More than 250,000 people have died in the Syrian conflict since 2011, which has traumatised the Middle East, spilling into its neighbours, and provoked an exodus of refugees seeking safety in the European Union. While Daesh controls as much as half of Syria, rebel militants trying to oust Al Assad backed by the US, Saudi Arabia, Turkey and Qatar are also gaining ground.
A coalition led by the US to fight Daesh isn’t coordinating its actions with Syria and hasn’t contacted the government since last year, according to Al Assad. “We’re fighting, if it’s possible to say, a common enemy, striking the same targets in the same places without any coordination,” Al Assad said.

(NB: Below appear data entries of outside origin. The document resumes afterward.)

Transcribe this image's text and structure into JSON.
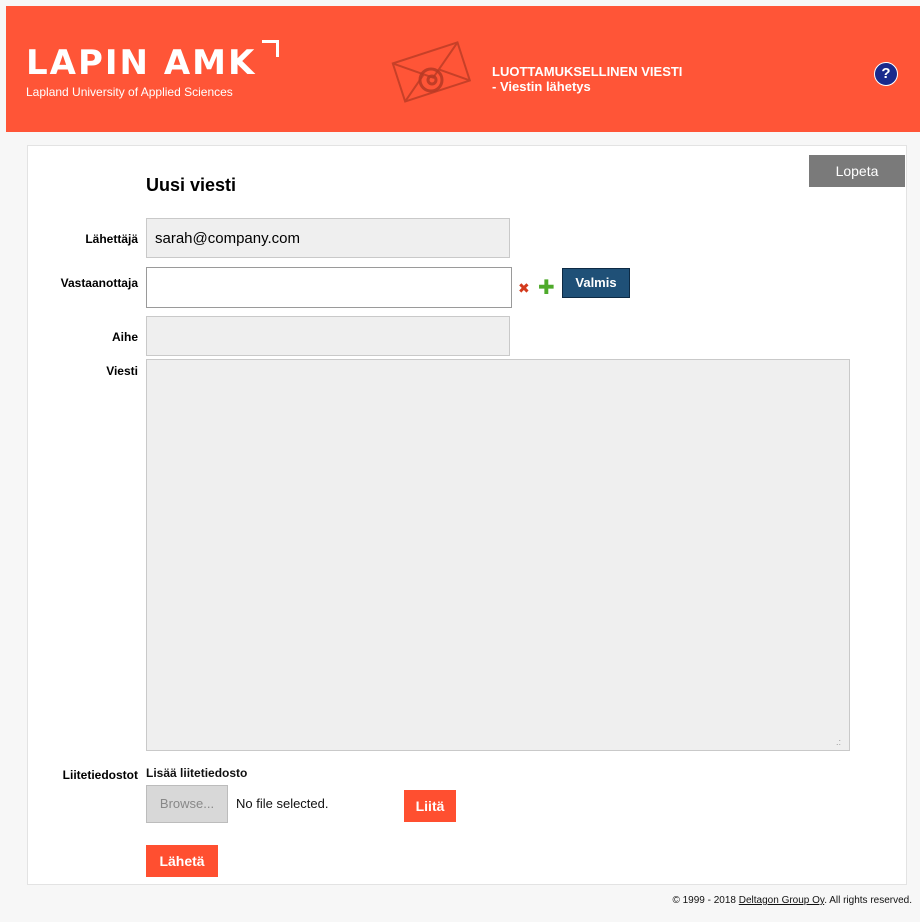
{
  "header": {
    "logo_title": "LAPIN AMK",
    "logo_subtitle": "Lapland University of Applied Sciences",
    "title_line1": "LUOTTAMUKSELLINEN VIESTI",
    "title_line2": "- Viestin lähetys",
    "help_label": "?"
  },
  "toolbar": {
    "quit_label": "Lopeta"
  },
  "form": {
    "title": "Uusi viesti",
    "sender_label": "Lähettäjä",
    "sender_value": "sarah@company.com",
    "recipient_label": "Vastaanottaja",
    "recipient_value": "",
    "remove_symbol": "✖",
    "add_symbol": "✚",
    "done_label": "Valmis",
    "subject_label": "Aihe",
    "subject_value": "",
    "message_label": "Viesti",
    "message_value": ""
  },
  "attachments": {
    "label": "Liitetiedostot",
    "add_label": "Lisää liitetiedosto",
    "browse_label": "Browse...",
    "file_status": "No file selected.",
    "attach_label": "Liitä"
  },
  "actions": {
    "send_label": "Lähetä"
  },
  "footer": {
    "prefix": "© 1999 - 2018 ",
    "company": "Deltagon Group Oy",
    "suffix": ". All rights reserved."
  },
  "colors": {
    "header_bg": "#ff5537",
    "accent_orange": "#ff4f30",
    "button_blue": "#1f5077",
    "quit_gray": "#7a7a7a"
  }
}
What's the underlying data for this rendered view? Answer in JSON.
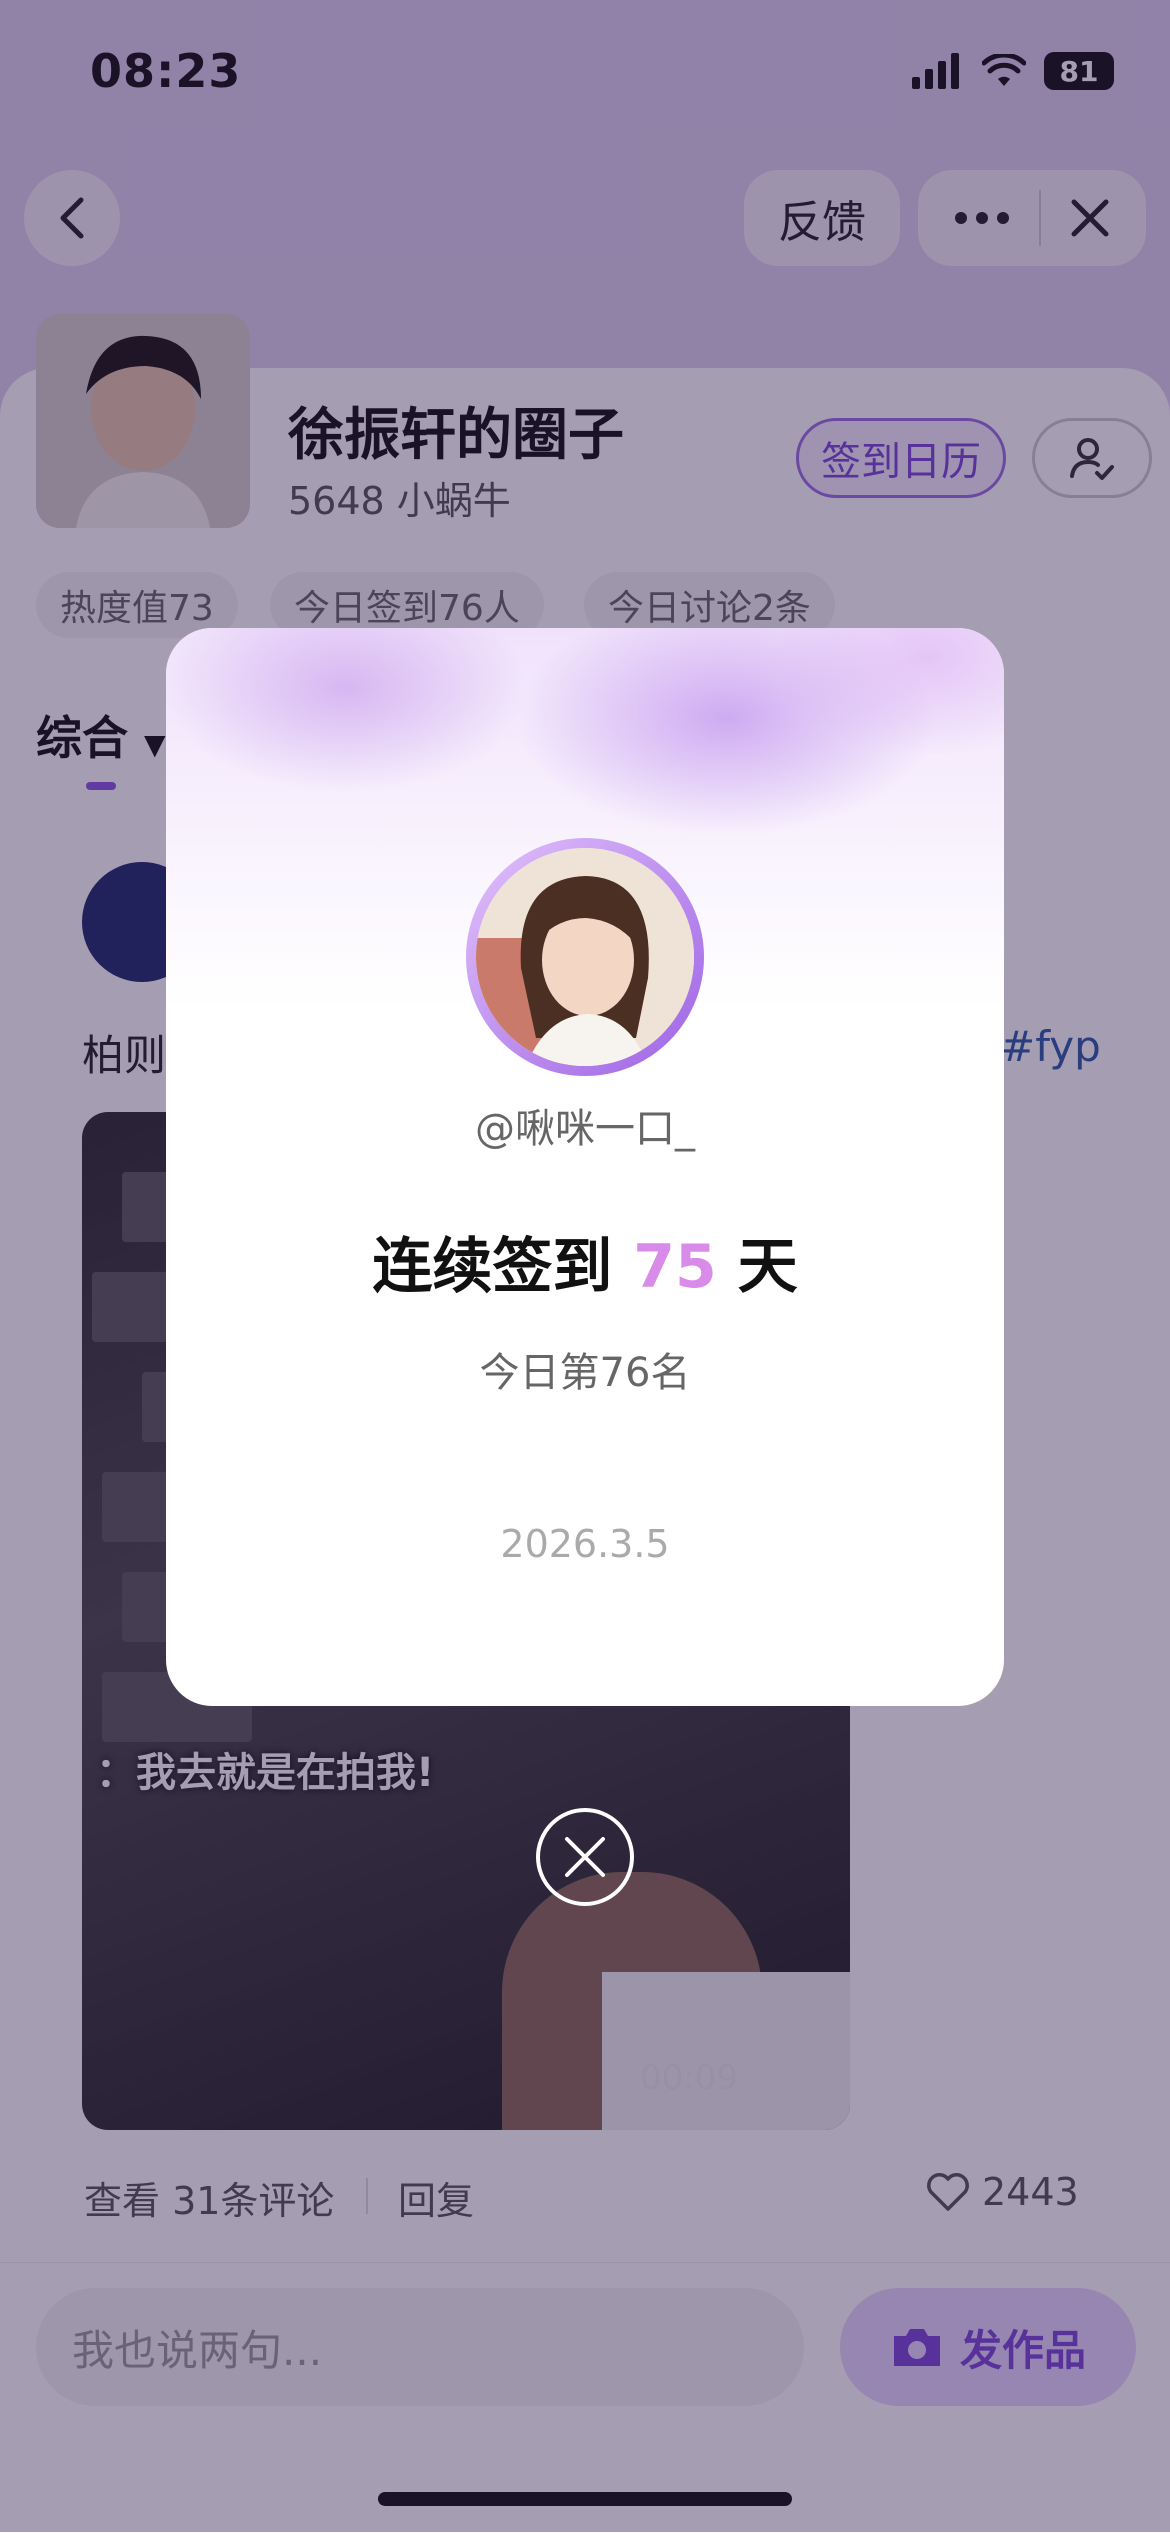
{
  "status_bar": {
    "time": "08:23",
    "battery": "81"
  },
  "nav": {
    "feedback_label": "反馈"
  },
  "circle": {
    "title": "徐振轩的圈子",
    "subtitle": "5648 小蜗牛",
    "calendar_label": "签到日历"
  },
  "chips": [
    "热度值73",
    "今日签到76人",
    "今日讨论2条"
  ],
  "tabs": {
    "main": "综合"
  },
  "post": {
    "text": "柏则",
    "tag": "#fyp",
    "video_caption": "：我去就是在拍我!",
    "video_time": "00:09",
    "comments_label": "查看 31条评论",
    "reply_label": "回复",
    "likes": "2443"
  },
  "bottom": {
    "input_placeholder": "我也说两句...",
    "post_button_label": "发作品"
  },
  "modal": {
    "handle": "@啾咪一口_",
    "streak_prefix": "连续签到",
    "streak_days": "75",
    "streak_suffix": "天",
    "rank": "今日第76名",
    "date": "2026.3.5"
  },
  "colors": {
    "accent": "#8a56e6",
    "streak_number": "#d88be8",
    "tag_link": "#2c5aa8"
  }
}
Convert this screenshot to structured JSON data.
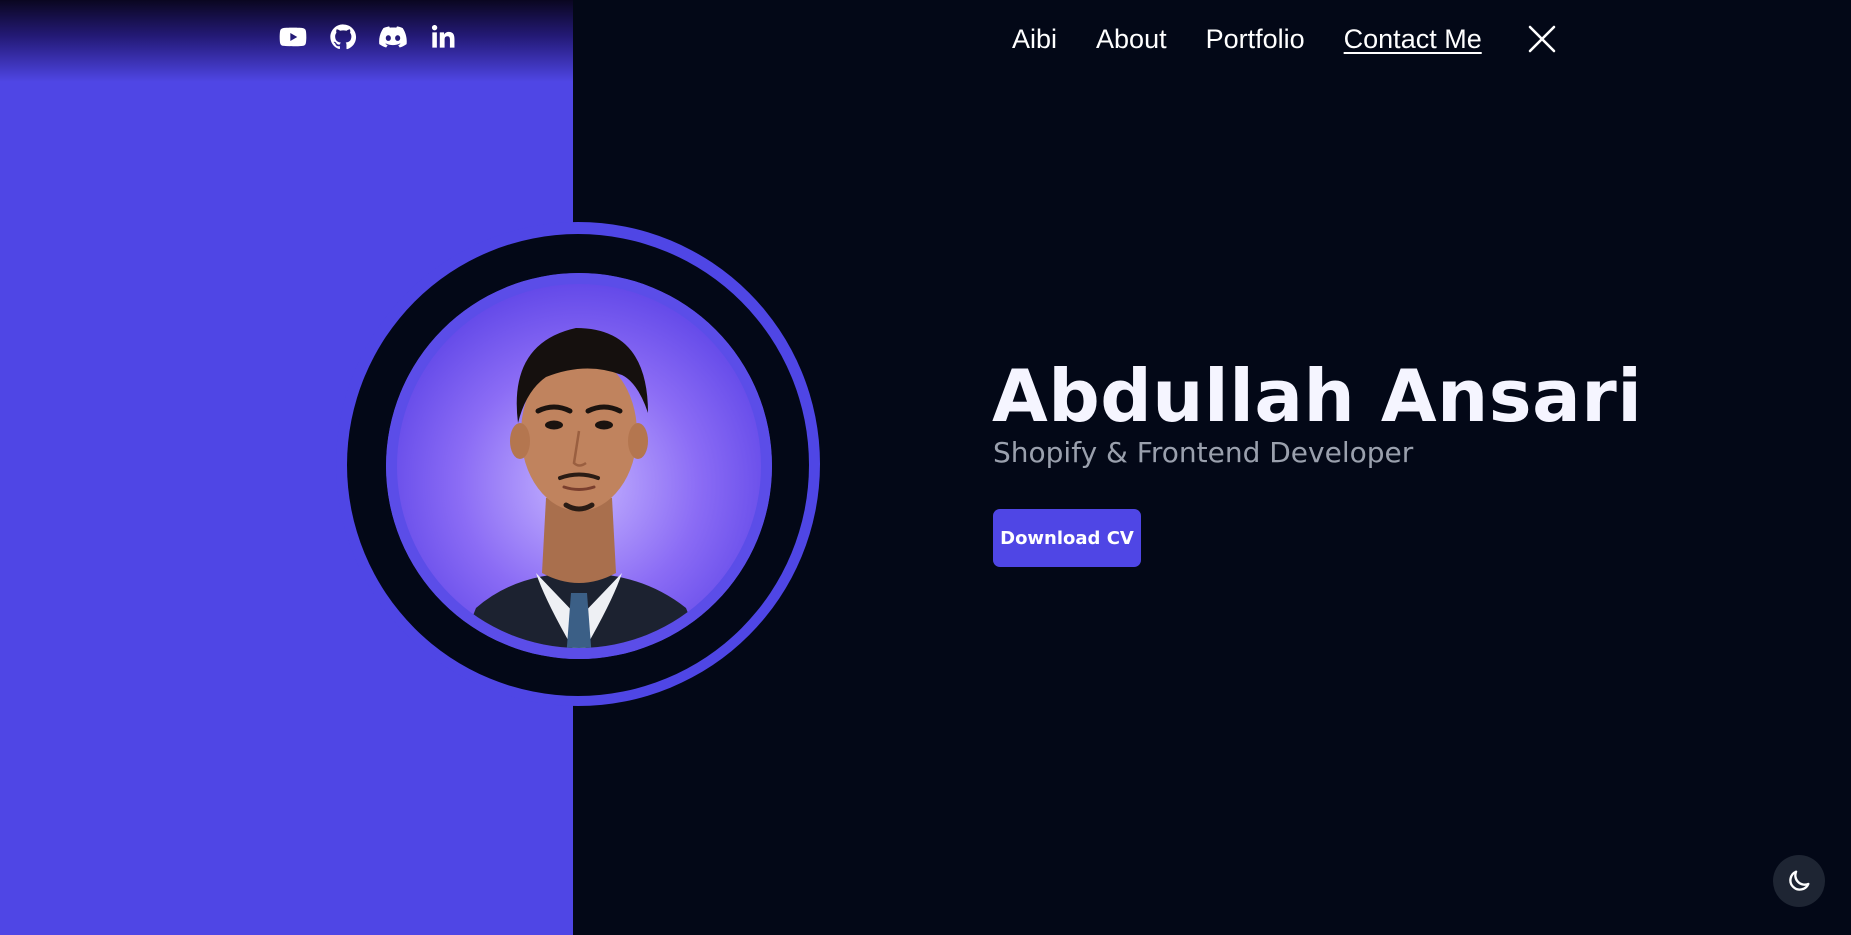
{
  "colors": {
    "accent": "#4f46e5",
    "background": "#030817",
    "text": "#ffffff",
    "subtitle": "#9aa0ad"
  },
  "socials": [
    {
      "icon": "youtube-icon"
    },
    {
      "icon": "github-icon"
    },
    {
      "icon": "discord-icon"
    },
    {
      "icon": "linkedin-icon"
    }
  ],
  "nav": {
    "items": [
      "Aibi",
      "About",
      "Portfolio",
      "Contact Me"
    ],
    "active": "Contact Me",
    "close_icon": "close-icon"
  },
  "hero": {
    "name": "Abdullah Ansari",
    "role": "Shopify & Frontend Developer",
    "cta_label": "Download CV"
  },
  "theme_toggle": {
    "icon": "moon-icon"
  }
}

Syria is ready to collaborate with Turkey, Qatar, Saudi Arabia, France, the US and other states, if the countries focus on fighting terrorists and stop shielding them, according to Al Assad.
The US and Europe have said Al Assad can’t be part of a solution. Russia’s continued support for the Syrian leader “risks exacerbating and extending the conflict, and undermining our shared goal of fighting extremism,” US Secretary of State John Kerry said in a phone call on Tuesday with Russian Foreign Minister Sergei Lavrov, according to a State Department statement.
The US “would welcome a constructive Russian role” in combating Daesh, while Al Assad “could never be a credible member” of the coalition, Kerry said, according to the statement.
Russian military aid to the Syrian government “only contributes to the spiral of violence,” French Prime Minister Manuel Valls said at the start of a parliamentary debate on Tuesday about extending France’s part in the US-led air campaign against Daesh.
While Russia has sent signals to the US and Saudi Arabia that it may allow Al Assad to be eased out of power, according to officials, Russian President Vladimir Putin said Tuesday that the fight against Daesh should be the global community’s top priority in Syria, rather than supplanting the regime.
Russia is escalating military aid to Syria, which hosts the only Russian naval base outside the former Soviet Union, and is building a new air hub in the Middle East nation, according to the US.